Beachtenswert sind die Quellen und die sorgsame Sichtung. So verweist Harp auf Unregelmäßigkeiten in der Statistik bei der Zahlenerhebung (S. 42). Als Hauptquelle dienten unter anderem lokale Quellen wie die Archive des Departements Alpes-Maritimes, persönliche Schriften und die Aufzeichnungen der örtlichen Handelskammer sowie Presseartikel. Wie Harp selbst feststellt, haben die verwendeten Quellen mehr Aussagekraft über verschiedene französische Gruppen wie Regierung, Lokalpolitik, Bevölkerung, Presse, ihre Einstellungen und Konflikte untereinander als über die nordafrikanischen Arbeiter (S. 47). Die gewalttätigen Ausschreitungen gegenüber Nordafrikanern wie Brandstiftungen werden nur am Rande erwähnt (S. 60). Leider bleibt im Ausblick das weitere Schicksal der nordafrikanischen Arbeiter unerwähnt. Zogen sie als Arbeitsnomaden auf andere Baustellen oder in bidonvilles der Industriestädte? Wechselten sie in den Tourismussektor? Oder kehrten sie nach Nordafrika zurück?
Der im Buchtitel formulierte Anspruch, die Riviera zu „enthüllen“ und die Leser hinter die Kulissen des Sommertourismus blicken zu lassen (S. IX), wird eingelöst. Ob das Werk indes den Blick auf die Riviera nachhaltig verändern kann, bleibt fraglich. Denn wie der Autor bekennt, fällt das Loslösen vom touristischen Blick schwer (S. 202–203).
Anmerkungen:
1 Stellvertretend genannt sei hier Hans-Georg Möller, Tourismus und Regionalentwicklung im mediterranen Südfrankreich. Sektorale und regionale Entwicklungseffekte des Tourismus – Ihre Möglichkeiten und Grenzen am Beispiel von Côte d’Azur, Provence und Languedoc-Roussillon, Stuttgart 1992.
2 Vgl. dazu Geneviève Massard-Guilbaud, Aménager: pourquoi, au bénéfice de qui et à quel prix?, in: Patrick Fournier / Geneviève Massard-Guilbaud, Aménagement et environnement: Perspectives historiques, Rennes 2016, S. 231–245.
3 Vgl. Jim Ring, Riviera, the Rise and Rise of the Cote d'Azur, London 2005.
4 Vgl. Sarah Losego, Fern von Afrika.
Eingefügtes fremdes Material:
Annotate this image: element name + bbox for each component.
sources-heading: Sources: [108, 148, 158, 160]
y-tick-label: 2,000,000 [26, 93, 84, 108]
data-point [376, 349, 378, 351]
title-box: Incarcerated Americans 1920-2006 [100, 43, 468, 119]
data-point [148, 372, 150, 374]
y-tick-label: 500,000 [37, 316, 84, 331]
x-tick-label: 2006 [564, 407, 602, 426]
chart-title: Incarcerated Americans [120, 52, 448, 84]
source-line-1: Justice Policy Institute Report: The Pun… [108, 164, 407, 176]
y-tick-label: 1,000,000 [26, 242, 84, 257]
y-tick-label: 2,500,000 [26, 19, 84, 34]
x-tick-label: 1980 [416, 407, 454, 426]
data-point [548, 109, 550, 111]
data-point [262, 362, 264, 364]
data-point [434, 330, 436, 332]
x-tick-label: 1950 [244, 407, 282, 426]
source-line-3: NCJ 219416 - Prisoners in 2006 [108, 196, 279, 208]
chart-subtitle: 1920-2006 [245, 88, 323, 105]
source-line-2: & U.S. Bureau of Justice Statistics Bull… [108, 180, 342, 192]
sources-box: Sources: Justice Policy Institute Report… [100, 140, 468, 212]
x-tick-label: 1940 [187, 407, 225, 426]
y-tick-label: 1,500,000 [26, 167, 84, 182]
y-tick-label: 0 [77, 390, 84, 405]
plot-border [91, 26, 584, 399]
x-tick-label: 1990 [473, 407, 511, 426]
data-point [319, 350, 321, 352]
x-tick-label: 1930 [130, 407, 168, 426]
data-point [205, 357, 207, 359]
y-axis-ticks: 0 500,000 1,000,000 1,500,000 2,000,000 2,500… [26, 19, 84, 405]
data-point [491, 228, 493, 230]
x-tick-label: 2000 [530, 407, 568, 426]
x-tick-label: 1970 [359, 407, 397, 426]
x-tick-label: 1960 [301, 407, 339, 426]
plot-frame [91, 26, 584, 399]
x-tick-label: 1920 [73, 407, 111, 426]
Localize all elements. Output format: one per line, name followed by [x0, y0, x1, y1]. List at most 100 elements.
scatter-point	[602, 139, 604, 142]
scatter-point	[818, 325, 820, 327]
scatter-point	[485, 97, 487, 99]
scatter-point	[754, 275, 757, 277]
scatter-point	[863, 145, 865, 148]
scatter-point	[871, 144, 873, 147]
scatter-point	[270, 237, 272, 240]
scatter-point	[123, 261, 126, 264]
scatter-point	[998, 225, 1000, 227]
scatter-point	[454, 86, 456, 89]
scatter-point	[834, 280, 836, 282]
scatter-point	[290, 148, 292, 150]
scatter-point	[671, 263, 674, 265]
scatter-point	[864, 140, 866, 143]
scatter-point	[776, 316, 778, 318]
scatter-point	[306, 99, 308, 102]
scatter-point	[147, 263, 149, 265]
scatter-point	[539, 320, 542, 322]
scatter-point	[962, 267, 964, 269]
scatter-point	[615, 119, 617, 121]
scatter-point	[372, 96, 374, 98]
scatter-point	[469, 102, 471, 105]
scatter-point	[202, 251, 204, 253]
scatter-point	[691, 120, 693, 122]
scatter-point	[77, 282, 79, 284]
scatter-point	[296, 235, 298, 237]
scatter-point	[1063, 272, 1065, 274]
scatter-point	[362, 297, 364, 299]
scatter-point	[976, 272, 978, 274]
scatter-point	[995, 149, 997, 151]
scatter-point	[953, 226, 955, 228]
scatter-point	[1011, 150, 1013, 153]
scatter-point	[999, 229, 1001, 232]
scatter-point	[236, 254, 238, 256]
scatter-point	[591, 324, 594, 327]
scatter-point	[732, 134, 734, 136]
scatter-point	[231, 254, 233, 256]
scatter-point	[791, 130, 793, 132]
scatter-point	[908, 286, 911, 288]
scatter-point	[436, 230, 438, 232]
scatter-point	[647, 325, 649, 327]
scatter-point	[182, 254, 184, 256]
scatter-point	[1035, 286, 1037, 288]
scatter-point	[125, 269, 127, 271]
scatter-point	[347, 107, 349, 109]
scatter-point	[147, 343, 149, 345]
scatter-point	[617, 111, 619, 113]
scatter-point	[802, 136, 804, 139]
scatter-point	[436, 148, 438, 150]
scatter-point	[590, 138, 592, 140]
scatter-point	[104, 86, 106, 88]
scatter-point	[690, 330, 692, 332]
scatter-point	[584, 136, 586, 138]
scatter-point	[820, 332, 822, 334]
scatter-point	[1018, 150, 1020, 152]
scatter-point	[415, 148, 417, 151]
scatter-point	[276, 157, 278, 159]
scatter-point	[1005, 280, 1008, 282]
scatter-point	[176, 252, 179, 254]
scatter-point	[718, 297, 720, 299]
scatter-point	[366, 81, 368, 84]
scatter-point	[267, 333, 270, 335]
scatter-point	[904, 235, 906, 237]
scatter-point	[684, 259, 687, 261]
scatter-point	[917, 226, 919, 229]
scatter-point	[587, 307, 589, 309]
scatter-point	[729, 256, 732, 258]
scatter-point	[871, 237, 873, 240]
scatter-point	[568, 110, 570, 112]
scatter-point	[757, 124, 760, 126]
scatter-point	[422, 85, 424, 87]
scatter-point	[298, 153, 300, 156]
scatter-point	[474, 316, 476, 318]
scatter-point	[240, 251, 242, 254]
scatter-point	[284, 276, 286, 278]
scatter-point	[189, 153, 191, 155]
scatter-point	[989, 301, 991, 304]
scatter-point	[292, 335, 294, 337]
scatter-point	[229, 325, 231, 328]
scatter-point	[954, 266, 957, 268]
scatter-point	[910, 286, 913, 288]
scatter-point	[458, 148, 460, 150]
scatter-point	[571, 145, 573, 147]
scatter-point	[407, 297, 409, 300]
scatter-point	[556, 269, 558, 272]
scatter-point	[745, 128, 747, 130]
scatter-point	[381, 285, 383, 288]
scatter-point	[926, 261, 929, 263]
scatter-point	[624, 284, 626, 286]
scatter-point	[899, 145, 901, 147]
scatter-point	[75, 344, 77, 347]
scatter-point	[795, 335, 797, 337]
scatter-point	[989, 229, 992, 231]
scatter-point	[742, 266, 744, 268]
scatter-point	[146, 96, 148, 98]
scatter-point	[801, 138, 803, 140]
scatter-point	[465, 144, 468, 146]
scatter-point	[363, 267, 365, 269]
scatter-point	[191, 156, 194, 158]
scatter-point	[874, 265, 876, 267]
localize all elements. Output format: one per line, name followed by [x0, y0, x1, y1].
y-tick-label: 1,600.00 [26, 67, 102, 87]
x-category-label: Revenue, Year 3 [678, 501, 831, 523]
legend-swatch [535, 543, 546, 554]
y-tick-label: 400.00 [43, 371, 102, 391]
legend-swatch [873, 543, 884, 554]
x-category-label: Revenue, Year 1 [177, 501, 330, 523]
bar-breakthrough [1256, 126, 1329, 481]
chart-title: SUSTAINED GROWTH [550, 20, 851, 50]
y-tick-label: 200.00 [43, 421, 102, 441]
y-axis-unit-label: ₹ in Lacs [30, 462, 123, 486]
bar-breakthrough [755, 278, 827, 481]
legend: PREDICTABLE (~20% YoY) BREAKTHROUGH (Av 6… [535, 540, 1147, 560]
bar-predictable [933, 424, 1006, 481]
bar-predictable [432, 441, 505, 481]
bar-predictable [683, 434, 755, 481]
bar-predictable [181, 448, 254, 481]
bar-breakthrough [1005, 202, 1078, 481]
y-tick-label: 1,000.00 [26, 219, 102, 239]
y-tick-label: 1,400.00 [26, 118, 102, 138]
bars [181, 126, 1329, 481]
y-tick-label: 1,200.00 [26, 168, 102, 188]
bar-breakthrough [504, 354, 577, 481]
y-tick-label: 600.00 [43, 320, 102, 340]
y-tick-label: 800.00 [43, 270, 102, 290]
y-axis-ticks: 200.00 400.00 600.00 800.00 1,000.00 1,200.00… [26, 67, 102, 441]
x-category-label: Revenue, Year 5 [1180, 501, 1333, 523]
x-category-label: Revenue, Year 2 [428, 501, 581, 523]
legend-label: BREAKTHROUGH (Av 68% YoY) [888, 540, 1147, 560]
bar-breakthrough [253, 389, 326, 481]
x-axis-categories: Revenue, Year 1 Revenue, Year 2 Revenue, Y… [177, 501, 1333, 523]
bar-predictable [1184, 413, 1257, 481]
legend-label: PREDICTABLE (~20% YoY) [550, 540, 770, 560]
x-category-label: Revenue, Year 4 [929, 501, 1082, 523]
Die Geschichte der nordafrikanischen „Gastarbeiter“ im französischen Industrierevier von Longwy (1945–1990), Köln 2009. Zur allgemeinen Situation der Algerier in Frankreich siehe beispielsweise Neil MacMaster, Colonial Migrants and Racism. Algerians in France, 1900–1962, New York 1997.